Empowering the Minister to ‘establish evaluation and classification systems’ for appraising agricultural land and spatially delineating agricultural areas, the Bill also deals with the development of provincial agricultural sector plans; applications for ‘agro-eco-system’ authorisation; a related appeals process; and establishing, operating and maintaining a national agro-eco information system. A media statement on the outcome of the Cabinet meeting at which it was approved notes that – in keeping with ‘constitutional requirements’ – the Bill seeks to ensure a ‘fair and balanced approach’ towards the use of agricultural land and to repeal the 1970 Agricultural Land Act with that in mind. Once in force, it will ensure that only low-potential farmland is made available for ‘non-agricultural uses’.
Meanwhile, in anticipation of parliamentary hearings on the revised Expropriation Bill, the National Assembly’s Public Works & Infrastructure Committee has called for written submissions by 10 February 2021 – twice the length of time normally provided, taking account of festive season holiday commitments. This despite only one clause in the Bill differing from a ‘D’ version of the 2015 Bill eventually withdrawn from Parliament in 2018. Although that version was informed by a robust public participation process in the National Assembly during 2015 and 2016, former President Jacob Zuma’s decision to return it to Parliament in 2017 was based on concerns about the National Council of Provinces’ public consultation process. In his view, the Bill should also have been considered by the National House of Traditional Leaders (NHTL) given its possible implications for communal land. Against that backdrop, the revised Bill has been reopened in its entirety for stakeholder input, having already been sent to the NHTL.
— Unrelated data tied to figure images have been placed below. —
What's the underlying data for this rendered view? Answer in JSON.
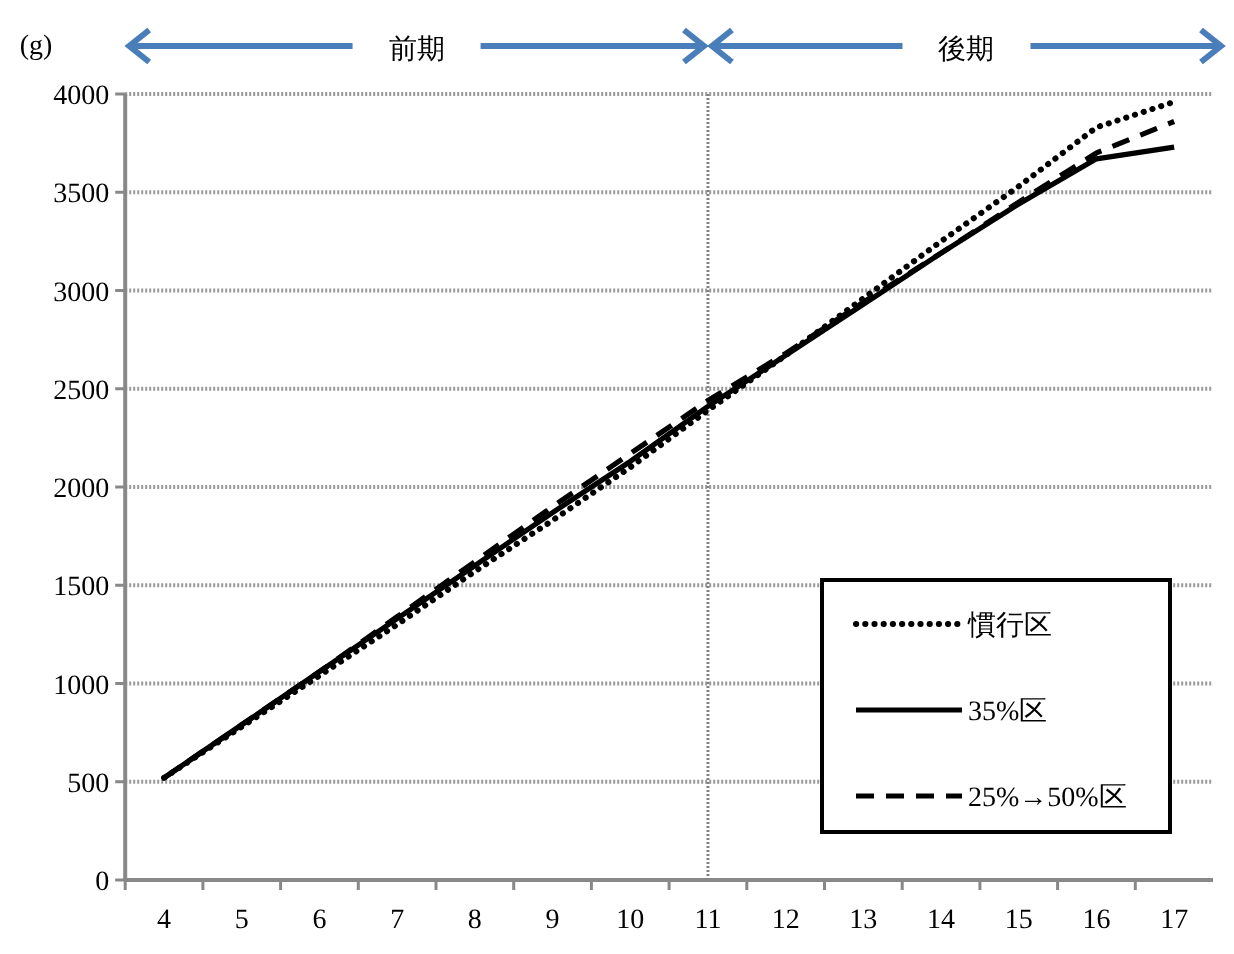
{
  "chart_data": {
    "type": "line",
    "ylabel": "(g)",
    "categories": [
      "4",
      "5",
      "6",
      "7",
      "8",
      "9",
      "10",
      "11",
      "12",
      "13",
      "14",
      "15",
      "16",
      "17"
    ],
    "ylim": [
      0,
      4000
    ],
    "yticks": [
      0,
      500,
      1000,
      1500,
      2000,
      2500,
      3000,
      3500,
      4000
    ],
    "grid": "y",
    "legend": "bottom right",
    "marker": "none",
    "series": [
      {
        "name": "慣行区",
        "color": "#000000",
        "line_style": "dotted",
        "values": [
          520,
          780,
          1040,
          1300,
          1570,
          1830,
          2100,
          2390,
          2670,
          2960,
          3250,
          3530,
          3830,
          3960
        ]
      },
      {
        "name": "35%区",
        "color": "#000000",
        "line_style": "solid",
        "values": [
          520,
          790,
          1060,
          1330,
          1600,
          1870,
          2130,
          2410,
          2670,
          2930,
          3190,
          3440,
          3670,
          3730
        ]
      },
      {
        "name": "25%→50%区",
        "color": "#000000",
        "line_style": "dashed",
        "values": [
          520,
          790,
          1060,
          1340,
          1620,
          1900,
          2170,
          2440,
          2680,
          2940,
          3190,
          3450,
          3700,
          3860
        ]
      }
    ],
    "ref_lines": [
      {
        "axis": "x",
        "value": "11",
        "color": "#808080",
        "line_style": "dotted"
      }
    ],
    "annotations": [
      "前期",
      "後期"
    ]
  }
}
Sub-clauses 12(3) and (4) respectively propose a list of circumstances in which land expropriation for nil compensation could be justifiable; and that, when a court or arbitrator determines the amount of compensation in terms of section 23 of the 1996 Land Reform (Labour Tenants) Act, ‘it may be just and equitable for nil compensation to be paid, having regard to all relevant circumstances’. Otherwise, according to a media statement issued by the inter-ministerial committee on land reform shortly before the revised Bill was tabled in October, it ‘retains unchanged’ the remitted and eventually withdrawn version’s ‘substantive content’.
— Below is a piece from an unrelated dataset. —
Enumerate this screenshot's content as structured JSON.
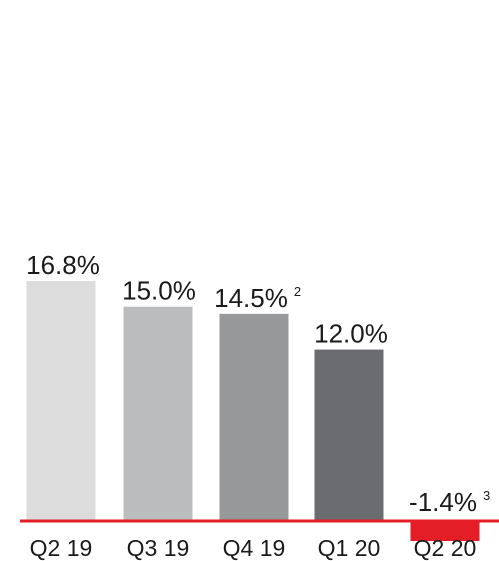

Once operationalised, the proposed new piece of legislation will become the law of general application required to implement framework legislation envisaged in the draft Constitution 18th Amendment Bill. Seeking to amend section 25 of the Constitution (property) to expressly allow for expropriation without compensation when this is deemed appropriate for land reform purposes, the draft Bill is still being finalised. The National Assembly ad hoc committee responsible was recently granted another extension to the deadline by which it should complete its task. As a result, members now have until 31 March 2021 to process input received during the provincial public hearings, consider any written submissions on the draft Bill and finalise it for tabling.